導体の厚みが0.035~0.25ミリ、まわりにPETフィルム(PETボトルのPET:ポリエチレン・テレフタレート)でコーティングしたもので、総厚み0.125~0.47ミリだという。いわばラミネートされた電線である。
屈曲性が高いので、いまどきのSUVのスライドドアに必ずといっていいほど使われているこのフラットケーブル。そのほかに、ハンドルの根元にも使われていることはあまり知られていない。
ステアリング内にあるエアバックを事故時に瞬時にして膨らませるべく、電気信号を送ったりする役目。そのほか、ホーンやエアコン、カーオーディオなどのスイッチの電気信号を伝達する電線として活躍している。
内部を見るとフラットケーブルが幾重にも巻きつけられ、ハンドルを切っても絡まることなく、有線で電気信号が確実に送れるようになっている。
この部品を開発するエンジニアに言わせると、ハンドルをまわすたびにカサカサという擦過音(さっかおん)が当初発生し、その対策に苦心したとのことだ。
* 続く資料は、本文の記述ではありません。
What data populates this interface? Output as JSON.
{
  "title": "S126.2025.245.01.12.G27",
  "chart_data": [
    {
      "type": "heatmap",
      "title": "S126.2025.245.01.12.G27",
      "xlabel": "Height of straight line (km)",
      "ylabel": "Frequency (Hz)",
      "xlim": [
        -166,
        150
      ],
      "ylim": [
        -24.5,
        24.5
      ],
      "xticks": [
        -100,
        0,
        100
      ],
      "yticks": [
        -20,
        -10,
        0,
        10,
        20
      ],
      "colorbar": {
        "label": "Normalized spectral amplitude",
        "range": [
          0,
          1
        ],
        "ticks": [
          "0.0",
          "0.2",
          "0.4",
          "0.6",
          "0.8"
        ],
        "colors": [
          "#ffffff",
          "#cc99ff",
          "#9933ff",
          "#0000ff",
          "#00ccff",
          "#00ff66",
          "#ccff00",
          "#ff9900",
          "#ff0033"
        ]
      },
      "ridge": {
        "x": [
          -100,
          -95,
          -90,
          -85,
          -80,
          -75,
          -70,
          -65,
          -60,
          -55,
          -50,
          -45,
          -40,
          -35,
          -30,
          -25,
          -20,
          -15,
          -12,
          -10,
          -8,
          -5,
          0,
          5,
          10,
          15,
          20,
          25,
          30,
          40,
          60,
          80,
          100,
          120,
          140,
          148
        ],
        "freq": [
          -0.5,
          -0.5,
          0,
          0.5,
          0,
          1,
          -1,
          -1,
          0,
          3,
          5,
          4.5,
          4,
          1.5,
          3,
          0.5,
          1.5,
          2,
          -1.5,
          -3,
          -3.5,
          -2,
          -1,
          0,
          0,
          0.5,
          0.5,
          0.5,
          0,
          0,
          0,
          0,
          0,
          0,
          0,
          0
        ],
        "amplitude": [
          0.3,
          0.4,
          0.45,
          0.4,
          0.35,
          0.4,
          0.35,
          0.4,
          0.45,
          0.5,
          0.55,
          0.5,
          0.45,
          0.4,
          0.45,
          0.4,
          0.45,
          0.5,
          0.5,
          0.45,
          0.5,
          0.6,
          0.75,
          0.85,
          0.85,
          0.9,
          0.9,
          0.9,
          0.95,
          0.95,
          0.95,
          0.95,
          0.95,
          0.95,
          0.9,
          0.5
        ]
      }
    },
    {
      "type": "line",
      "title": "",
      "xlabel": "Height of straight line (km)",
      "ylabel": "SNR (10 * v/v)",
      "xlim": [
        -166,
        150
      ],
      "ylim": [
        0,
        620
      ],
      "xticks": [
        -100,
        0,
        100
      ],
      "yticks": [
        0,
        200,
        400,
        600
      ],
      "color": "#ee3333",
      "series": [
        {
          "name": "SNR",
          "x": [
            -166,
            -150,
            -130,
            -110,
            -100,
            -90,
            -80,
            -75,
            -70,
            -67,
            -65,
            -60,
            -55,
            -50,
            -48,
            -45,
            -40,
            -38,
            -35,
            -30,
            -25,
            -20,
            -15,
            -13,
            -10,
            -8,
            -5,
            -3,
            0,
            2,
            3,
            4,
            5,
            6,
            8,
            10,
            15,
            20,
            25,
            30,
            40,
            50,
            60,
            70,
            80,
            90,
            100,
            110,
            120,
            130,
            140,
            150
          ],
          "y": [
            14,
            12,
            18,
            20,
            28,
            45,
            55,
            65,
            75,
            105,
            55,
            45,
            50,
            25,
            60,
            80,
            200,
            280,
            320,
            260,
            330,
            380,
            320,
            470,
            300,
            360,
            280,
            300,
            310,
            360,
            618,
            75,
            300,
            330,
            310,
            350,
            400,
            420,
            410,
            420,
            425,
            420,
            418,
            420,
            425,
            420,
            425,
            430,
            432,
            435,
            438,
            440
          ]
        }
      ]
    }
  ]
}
水の入ったバケツを横にぐるぐる振り回すと、水が底のほうに集まり重量に逆らって水がこぼれない・・・ということは子供のころ経験しているはず。
これと同じ理屈でサーキットを速い速度で走行すると燃料が燃料タンクの一部に片寄り燃料ポンプが吸い上げなくなる恐れが出る。そこで、燃料タンク内にもうひとつサブのタンクを付け、ガス欠状態を防ぐという仕掛けがレーシングカーなどには、なかば常識的な構造。
この仕掛けを市販車に付けているのが、レクサスISF。
ガソリンタンク自体は樹脂タンクではなく旧来のサンドイッチ鋼板と呼ばれる金属製なのだが、サブタンク付きというのが斬新である。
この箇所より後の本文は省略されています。